6)  I think this is optional, but tie up the legs with some twine and tuck the wings under to avoid them burning

I had a roasting pan and in the bottom I cut up a few potatoes (maybe 4) some whole carrots (maybe 6) and some onions (maybe 2). Just cut up what you want and pour some olive oil and salt over them.

All the steps above should take you no more than 10 minutes.

Now, Roast it in the oven for about an hour for a 3 lb chicken.  I did about 90 minutes.  I also pulled out and basted with melted butter about halfway through. I think technically you can also use a meat thermometer to make sure it's 180 degrees F if you want to be technical.

Let it sit for about 10 minutes and then slice it. You can google all kinds of ways to cut it up, but really it won't be pretty.   Just pull the meat off the bones using your common sense and it doesn't have to be perfect.

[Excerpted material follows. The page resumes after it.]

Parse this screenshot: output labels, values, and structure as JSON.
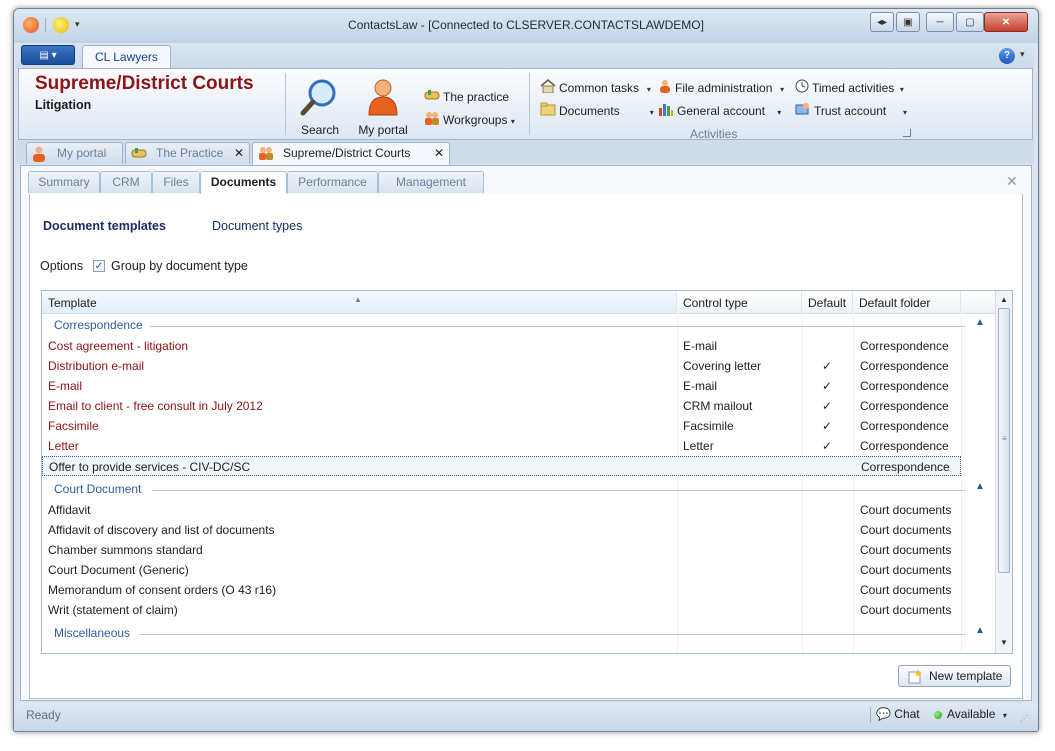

Let me tell you what was perfect. The taste, the aroma, the flavor.  So easy, so good, why don't more people make whole roast chickens?  I think I need to start making one every week.

Here was the finished product.  So YUM. 

Bonus: I then put the bones in my crock pot with water to make into bone broth. Google it - so healthy. 

Have you tried to make a roast chicken before? What's your favorite recipe?